Bab 8
Violet
“Aku bukannya mengabaikanmu, aku hanya…” Aku berhenti menjelaskan pada Nate saat dia mengangkat alis. Dia bukan orang bodoh. Tentu saja dia tahu aku mengabaikannya.
“Kenapa kamu sembunyi di sini?” tanyanya sambil memakan sepotong sayur dari piringnya.
Aku tak bisa menahan tawa. “Aku tidak sembunyi.”
“Kalau kamu duduk di meja sendirian di pojok, di belakang tanaman raksasa,” katanya sambil menunjuk pot yang sangat besar itu, “kamu jelas-jelas sembunyi.”
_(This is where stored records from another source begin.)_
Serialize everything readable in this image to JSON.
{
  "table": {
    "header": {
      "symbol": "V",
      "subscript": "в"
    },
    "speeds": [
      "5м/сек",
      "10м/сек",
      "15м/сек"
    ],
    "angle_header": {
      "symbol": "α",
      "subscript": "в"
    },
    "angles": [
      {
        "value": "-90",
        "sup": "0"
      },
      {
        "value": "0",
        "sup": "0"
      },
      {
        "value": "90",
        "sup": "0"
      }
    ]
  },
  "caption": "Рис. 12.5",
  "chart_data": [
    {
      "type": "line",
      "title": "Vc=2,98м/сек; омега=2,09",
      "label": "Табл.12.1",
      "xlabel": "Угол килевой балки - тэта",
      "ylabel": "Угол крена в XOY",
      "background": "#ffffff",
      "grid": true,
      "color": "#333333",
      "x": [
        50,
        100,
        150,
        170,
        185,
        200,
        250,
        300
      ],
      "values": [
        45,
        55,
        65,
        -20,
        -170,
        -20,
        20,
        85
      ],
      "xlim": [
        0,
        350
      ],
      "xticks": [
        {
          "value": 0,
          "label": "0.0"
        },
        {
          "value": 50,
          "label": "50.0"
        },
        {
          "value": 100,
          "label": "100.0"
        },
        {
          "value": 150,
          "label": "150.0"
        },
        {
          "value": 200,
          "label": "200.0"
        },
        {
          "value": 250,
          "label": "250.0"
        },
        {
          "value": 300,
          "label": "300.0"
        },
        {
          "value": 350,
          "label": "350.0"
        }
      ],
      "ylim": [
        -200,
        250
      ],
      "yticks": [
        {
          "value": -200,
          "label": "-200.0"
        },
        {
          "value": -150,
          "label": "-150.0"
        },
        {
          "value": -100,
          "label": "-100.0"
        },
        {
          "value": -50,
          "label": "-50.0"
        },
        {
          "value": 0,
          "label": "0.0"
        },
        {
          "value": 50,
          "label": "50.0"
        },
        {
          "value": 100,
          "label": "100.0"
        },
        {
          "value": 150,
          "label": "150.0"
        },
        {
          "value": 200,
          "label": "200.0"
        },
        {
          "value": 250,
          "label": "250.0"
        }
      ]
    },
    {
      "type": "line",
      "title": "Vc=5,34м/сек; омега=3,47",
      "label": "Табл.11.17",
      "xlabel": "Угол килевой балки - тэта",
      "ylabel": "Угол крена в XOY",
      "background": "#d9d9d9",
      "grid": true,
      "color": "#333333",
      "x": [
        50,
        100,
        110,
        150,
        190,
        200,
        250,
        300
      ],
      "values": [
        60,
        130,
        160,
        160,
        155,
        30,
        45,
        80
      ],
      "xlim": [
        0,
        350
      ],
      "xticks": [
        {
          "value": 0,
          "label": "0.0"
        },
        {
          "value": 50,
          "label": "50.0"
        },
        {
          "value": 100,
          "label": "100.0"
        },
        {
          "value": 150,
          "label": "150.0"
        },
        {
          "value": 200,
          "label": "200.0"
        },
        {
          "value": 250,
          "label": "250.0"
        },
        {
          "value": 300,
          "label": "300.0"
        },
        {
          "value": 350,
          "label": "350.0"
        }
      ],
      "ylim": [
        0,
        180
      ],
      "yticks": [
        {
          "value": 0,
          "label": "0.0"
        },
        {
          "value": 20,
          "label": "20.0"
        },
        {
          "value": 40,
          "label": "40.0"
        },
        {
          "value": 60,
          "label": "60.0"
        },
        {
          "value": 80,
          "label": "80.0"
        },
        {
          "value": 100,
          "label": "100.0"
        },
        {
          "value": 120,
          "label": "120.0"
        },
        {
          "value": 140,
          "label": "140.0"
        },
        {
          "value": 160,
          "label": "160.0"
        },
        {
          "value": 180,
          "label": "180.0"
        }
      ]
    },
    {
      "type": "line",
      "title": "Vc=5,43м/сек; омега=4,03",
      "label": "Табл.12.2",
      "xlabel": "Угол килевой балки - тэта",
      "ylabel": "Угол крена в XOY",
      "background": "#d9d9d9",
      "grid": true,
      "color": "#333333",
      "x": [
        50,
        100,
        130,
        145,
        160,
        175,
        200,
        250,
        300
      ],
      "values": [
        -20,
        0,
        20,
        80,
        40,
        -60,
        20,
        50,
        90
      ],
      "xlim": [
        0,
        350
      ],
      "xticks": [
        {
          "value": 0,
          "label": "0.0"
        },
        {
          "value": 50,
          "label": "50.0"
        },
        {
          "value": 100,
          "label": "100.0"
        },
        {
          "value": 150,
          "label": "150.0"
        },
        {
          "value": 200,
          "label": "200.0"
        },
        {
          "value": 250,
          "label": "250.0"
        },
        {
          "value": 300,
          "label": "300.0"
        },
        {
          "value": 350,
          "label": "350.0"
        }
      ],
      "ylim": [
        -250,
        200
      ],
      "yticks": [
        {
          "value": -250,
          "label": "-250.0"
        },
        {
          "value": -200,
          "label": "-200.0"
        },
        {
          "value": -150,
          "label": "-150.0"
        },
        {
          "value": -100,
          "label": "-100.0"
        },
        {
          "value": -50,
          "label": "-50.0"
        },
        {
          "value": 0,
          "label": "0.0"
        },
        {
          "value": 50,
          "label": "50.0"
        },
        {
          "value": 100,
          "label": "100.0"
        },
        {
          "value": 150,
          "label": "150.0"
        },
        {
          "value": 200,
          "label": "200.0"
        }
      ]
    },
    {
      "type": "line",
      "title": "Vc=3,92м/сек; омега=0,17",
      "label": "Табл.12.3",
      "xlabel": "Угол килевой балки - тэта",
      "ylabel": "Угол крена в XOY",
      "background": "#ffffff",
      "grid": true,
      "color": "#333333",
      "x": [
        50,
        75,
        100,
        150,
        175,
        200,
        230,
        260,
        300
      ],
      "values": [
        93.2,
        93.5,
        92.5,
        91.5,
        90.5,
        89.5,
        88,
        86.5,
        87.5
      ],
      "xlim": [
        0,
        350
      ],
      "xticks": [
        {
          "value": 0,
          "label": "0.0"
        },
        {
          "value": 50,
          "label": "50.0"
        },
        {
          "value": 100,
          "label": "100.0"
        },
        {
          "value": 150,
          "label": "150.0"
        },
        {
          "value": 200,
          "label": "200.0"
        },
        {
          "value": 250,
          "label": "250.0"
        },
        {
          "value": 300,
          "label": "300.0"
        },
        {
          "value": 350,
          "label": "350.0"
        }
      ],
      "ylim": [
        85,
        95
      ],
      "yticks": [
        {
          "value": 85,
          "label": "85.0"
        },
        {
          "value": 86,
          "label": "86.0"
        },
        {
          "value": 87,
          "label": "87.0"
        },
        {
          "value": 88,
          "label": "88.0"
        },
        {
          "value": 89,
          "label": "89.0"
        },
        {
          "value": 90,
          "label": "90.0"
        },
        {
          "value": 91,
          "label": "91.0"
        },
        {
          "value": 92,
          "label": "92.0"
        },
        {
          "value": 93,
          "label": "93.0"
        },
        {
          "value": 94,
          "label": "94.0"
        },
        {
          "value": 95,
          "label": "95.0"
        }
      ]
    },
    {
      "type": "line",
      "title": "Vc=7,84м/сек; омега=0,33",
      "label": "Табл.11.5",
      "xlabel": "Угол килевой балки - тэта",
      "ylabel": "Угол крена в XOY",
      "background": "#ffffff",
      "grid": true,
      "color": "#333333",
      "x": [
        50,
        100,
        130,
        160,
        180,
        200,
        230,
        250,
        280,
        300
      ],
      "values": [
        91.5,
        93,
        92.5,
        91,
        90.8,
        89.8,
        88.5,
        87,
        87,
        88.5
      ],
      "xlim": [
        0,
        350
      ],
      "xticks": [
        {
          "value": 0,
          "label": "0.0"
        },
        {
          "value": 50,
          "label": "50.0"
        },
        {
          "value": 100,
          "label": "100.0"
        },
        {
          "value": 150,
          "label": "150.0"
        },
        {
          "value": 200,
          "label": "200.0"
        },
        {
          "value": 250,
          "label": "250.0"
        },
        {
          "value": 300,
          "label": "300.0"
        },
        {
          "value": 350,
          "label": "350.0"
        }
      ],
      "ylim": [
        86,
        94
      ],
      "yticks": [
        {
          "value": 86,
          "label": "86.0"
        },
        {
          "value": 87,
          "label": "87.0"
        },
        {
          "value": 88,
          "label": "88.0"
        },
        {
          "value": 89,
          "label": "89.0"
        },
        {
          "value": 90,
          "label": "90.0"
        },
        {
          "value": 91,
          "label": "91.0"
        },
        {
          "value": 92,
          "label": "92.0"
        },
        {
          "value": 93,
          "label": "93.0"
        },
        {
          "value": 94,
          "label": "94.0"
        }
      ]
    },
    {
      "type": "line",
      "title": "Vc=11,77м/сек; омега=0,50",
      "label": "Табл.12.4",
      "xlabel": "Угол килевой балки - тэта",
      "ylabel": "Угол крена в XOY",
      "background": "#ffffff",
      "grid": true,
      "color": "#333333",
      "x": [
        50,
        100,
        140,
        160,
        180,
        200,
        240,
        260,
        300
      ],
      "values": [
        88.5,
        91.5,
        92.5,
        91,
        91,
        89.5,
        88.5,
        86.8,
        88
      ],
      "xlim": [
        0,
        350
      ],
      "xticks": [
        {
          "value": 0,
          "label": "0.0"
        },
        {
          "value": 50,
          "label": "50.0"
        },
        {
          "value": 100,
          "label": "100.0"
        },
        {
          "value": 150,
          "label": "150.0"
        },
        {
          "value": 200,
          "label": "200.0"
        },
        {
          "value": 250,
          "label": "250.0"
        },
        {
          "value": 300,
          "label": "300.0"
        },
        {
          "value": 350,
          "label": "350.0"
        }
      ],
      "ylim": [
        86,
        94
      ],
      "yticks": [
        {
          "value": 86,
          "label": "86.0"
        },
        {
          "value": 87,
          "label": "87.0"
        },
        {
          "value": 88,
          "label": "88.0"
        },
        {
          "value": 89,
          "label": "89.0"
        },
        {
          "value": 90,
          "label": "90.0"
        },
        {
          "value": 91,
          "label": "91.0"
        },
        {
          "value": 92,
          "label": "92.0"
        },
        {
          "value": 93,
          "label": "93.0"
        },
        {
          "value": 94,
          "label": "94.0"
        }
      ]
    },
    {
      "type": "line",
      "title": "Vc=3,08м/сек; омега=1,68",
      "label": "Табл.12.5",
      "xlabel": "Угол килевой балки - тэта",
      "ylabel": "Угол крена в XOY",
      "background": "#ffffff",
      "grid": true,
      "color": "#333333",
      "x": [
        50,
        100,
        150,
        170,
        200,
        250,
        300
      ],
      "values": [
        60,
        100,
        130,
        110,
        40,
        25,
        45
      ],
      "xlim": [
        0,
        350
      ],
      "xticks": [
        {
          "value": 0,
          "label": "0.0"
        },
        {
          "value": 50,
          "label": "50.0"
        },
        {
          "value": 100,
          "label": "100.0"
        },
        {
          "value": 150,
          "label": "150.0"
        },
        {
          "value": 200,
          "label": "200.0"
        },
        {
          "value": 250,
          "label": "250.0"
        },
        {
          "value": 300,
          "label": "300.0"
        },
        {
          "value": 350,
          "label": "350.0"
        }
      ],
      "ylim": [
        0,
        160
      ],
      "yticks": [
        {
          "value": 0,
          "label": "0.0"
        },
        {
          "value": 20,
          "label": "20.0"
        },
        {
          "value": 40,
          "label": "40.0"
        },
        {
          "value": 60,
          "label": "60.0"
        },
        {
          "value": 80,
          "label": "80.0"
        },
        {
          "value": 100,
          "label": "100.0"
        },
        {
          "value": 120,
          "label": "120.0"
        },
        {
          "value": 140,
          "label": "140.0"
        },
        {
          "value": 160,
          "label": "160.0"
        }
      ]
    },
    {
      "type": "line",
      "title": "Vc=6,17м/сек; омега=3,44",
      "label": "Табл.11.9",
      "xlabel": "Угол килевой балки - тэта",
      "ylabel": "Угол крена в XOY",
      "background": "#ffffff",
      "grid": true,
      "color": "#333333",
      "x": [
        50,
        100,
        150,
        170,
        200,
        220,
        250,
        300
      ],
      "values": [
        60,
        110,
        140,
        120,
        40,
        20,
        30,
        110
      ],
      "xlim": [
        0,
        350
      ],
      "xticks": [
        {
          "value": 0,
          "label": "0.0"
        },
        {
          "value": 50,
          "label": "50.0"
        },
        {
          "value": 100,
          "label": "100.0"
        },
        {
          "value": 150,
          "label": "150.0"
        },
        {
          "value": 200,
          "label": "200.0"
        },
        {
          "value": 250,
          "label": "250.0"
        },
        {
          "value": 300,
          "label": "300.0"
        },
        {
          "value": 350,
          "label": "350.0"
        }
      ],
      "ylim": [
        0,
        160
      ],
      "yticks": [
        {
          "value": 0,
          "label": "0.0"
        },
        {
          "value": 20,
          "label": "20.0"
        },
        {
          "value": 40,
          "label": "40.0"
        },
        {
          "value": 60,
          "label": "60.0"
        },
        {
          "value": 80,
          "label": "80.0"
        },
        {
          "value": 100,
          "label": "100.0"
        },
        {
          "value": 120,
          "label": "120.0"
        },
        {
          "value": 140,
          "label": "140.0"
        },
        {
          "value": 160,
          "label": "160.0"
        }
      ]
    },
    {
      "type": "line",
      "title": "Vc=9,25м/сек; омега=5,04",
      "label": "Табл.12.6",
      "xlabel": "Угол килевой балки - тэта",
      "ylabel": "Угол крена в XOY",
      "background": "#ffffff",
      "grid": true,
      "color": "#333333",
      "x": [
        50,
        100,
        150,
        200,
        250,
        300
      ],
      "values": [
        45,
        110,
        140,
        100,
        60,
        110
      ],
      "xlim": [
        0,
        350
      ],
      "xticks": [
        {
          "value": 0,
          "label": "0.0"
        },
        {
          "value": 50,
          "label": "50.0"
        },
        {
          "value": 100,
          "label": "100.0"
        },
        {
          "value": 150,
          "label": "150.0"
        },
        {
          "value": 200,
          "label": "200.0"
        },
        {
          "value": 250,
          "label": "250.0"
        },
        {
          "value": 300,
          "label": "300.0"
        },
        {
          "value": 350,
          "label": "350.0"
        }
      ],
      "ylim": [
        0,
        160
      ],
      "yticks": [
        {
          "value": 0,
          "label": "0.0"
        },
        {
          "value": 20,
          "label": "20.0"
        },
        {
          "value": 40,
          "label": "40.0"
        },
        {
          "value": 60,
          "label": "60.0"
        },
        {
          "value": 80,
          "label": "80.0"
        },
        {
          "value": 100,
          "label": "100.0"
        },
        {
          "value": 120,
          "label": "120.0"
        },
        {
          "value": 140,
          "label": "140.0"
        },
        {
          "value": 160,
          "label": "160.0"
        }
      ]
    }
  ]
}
Aku tertawa, menatap ke dalam matanya yang cokelat penuh rasa ingin tahu. Ada sesuatu tentang Nate yang membuatnya mudah diajak bicara. Dia tidak menakutkan, terlalu percaya diri, atau suka menghakimi seperti Lycan lainnya.
Dia hanya…normal.
“Jadi, bagaimana hari pertama sekolahmu?” tanya Nate, memasukkan lagi sepotong sayur ke mulutnya. “Sudah berpikir untuk kabur ke gerbang?”
“Kalau saja mereka mau membukanya,” aku tersenyum.
Nate tersenyum lebar. “Yah, dari yang kudengar, kamu tidak terlalu buruk. Hari pertama, dan kamu sudah dijadwalkan untuk hari percobaan dengan Tim Elite?”
Aku menatapnya, terkejut dia tahu itu.
“Kamu tidak makan?” tanyanya, mengalihkan topik sambil menatap nampanku yang belum tersentuh.
“Bagaimana kamu tahu tentang Tim Elite?” tanyaku.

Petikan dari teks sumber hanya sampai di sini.